Pedro Bial - Tudo por Dinheiro

DICK MILLENARISTA

O Chefe de Redação

O único contato que tive com Pedro Bial foi num bar da Zona Sul do Rio, no início dos anos 80. Fomos apresentados e ele me cumprimentou como se o prazer fosse exclusivamente meu.

Junto com dois sujeitos o então repórter iniciante da Globo defendia um cascalho com declamações giratórias num tablado. Os caras se autointitulavam poetas performáticos ou coisa assim.

O troço era um porre. Além de pernóstico, chato. Enquanto eles liam uns versos pretensiosos, a galera tratava de azarar e encher a cara. Ninguém prestava a atenção naqueles malas.

CINISMO BAJULATÓRIO

Depois disso só me lembro do Bial durante a queda do muro de Berlim, como enviado ou correspondente internacional. Por acaso, era ele quem estava lá, como podia ser qualquer outro.
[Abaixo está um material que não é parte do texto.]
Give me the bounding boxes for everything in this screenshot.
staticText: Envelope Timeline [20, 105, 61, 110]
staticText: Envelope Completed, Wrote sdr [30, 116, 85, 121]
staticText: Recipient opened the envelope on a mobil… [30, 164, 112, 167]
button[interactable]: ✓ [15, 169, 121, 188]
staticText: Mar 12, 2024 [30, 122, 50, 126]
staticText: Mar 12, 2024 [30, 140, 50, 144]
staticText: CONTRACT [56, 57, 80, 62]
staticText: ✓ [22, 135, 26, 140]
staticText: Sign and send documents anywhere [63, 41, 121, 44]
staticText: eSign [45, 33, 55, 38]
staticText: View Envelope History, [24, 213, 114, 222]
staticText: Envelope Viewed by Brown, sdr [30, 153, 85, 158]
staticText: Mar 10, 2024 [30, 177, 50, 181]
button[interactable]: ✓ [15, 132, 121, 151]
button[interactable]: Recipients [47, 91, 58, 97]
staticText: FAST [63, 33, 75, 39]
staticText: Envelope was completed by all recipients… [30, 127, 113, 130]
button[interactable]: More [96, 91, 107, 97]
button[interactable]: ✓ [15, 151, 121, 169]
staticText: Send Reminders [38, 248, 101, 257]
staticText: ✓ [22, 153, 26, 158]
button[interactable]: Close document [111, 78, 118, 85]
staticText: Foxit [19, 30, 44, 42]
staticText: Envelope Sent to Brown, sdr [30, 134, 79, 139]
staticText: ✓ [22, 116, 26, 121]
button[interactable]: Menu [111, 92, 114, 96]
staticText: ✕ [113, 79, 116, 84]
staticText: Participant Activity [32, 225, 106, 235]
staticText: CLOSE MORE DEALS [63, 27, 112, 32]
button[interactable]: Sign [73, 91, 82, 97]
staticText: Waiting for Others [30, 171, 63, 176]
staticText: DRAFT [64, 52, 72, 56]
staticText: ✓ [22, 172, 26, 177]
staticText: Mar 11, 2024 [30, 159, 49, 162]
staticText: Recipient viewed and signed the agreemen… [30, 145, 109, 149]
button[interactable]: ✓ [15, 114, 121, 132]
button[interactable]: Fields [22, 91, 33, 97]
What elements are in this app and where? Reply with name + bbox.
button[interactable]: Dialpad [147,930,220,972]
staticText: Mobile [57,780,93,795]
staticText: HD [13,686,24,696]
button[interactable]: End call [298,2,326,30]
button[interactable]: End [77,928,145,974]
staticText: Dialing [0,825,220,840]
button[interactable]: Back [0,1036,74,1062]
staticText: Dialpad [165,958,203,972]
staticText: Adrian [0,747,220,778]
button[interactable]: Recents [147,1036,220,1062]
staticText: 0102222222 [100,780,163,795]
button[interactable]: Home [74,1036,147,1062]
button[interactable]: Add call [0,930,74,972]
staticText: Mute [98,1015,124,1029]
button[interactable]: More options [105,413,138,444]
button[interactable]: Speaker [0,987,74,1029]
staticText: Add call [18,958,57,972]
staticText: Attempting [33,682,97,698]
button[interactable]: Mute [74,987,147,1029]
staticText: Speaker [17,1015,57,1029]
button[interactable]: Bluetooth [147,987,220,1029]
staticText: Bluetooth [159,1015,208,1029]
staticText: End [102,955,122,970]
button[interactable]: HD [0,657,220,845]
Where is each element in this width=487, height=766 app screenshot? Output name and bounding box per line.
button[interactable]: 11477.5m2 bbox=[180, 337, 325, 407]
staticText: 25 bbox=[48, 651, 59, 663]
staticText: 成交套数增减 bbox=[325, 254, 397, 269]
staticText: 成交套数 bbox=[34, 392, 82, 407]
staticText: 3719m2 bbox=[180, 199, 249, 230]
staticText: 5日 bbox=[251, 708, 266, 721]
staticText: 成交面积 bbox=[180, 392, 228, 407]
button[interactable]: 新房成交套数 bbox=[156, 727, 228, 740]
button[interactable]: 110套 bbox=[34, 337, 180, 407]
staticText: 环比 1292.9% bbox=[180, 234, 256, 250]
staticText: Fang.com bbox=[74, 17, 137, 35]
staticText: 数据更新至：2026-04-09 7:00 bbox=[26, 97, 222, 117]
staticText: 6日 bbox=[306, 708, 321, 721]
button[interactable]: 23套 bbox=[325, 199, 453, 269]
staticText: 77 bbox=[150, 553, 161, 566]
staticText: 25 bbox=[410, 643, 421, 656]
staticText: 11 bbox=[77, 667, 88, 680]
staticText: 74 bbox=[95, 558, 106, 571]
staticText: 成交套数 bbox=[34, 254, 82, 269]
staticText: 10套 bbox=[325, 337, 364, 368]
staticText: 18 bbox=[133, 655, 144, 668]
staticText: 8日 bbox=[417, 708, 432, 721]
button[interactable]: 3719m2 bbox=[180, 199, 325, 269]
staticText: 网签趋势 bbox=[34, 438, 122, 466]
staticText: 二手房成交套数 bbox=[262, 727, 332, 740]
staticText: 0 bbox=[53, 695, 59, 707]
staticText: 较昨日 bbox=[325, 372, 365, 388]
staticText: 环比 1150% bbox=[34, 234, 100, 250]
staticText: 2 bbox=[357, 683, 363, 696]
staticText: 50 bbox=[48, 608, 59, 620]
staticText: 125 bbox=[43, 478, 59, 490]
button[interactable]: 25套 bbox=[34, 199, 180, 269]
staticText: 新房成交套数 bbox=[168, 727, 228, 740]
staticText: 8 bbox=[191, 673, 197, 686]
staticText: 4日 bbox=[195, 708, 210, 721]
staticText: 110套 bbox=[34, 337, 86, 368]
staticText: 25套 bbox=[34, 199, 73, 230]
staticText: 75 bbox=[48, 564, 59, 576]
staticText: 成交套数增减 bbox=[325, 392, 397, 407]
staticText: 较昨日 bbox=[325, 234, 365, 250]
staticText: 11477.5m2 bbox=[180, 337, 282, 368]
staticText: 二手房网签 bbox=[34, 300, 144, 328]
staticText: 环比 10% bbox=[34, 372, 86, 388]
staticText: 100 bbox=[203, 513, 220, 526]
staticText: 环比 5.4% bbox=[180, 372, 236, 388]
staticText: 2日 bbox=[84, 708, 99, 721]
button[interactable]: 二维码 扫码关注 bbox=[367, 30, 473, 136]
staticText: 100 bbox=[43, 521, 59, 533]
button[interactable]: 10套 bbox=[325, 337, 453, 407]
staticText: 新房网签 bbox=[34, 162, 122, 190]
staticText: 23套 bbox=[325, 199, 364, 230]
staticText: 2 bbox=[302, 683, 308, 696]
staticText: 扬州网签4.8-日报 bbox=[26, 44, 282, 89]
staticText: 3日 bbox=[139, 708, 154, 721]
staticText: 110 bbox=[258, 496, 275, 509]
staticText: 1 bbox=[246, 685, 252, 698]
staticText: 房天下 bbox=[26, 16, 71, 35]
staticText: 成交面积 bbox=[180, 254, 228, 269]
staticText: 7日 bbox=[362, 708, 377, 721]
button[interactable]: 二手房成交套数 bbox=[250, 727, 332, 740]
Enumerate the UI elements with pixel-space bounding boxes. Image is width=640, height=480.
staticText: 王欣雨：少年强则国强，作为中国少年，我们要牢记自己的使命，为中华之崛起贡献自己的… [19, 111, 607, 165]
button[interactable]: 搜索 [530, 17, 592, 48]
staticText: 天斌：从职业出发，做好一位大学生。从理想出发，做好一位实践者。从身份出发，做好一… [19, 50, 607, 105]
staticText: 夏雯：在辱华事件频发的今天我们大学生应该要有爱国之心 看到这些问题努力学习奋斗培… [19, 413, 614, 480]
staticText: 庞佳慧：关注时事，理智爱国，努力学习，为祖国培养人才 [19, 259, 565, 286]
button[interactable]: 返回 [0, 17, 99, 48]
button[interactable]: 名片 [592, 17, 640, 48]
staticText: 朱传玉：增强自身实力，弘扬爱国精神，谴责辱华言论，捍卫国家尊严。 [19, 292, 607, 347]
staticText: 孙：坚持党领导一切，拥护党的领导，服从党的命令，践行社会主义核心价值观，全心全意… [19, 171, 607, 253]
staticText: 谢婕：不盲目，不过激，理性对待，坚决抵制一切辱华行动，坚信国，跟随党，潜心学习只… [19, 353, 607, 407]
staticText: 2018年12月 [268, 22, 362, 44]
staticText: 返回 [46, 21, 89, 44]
De volta ao Brasil, parece que o seu legado mais importante, além de apresentar anos a fio o BBB, foi lançar uma biografia bajulatória do patrão, o finado “doutor” Roberto Marinho.

Mais recentemente Pedro Bial voltou aos holofotes, agora como fundador e curador do Instituto Millenium, uma anacrônica congregação midiática de inspiração nitidamente direitista.

TUDO PELA GRANA

Meio empresa e meio quartel, o Millenium funciona sob uma impressionante estrutura hierárquica comandada e financiada por milionários medalhões da indústria e meios de comunicação.

Aparelhado por um batalhão de “especialistas”, virou um bunker antiprogressista e principal irradiador do ódio de classe e do ressentimento dedicado até hoje ao ex-presidente Lula.

Enfim rico e bajulado, três meses por ano Pedro Bial deixa as sombras e exercita o intelecto com o auxílio desintere$$ado de nulidades emparedadas na jaula do Big Brother Brasil.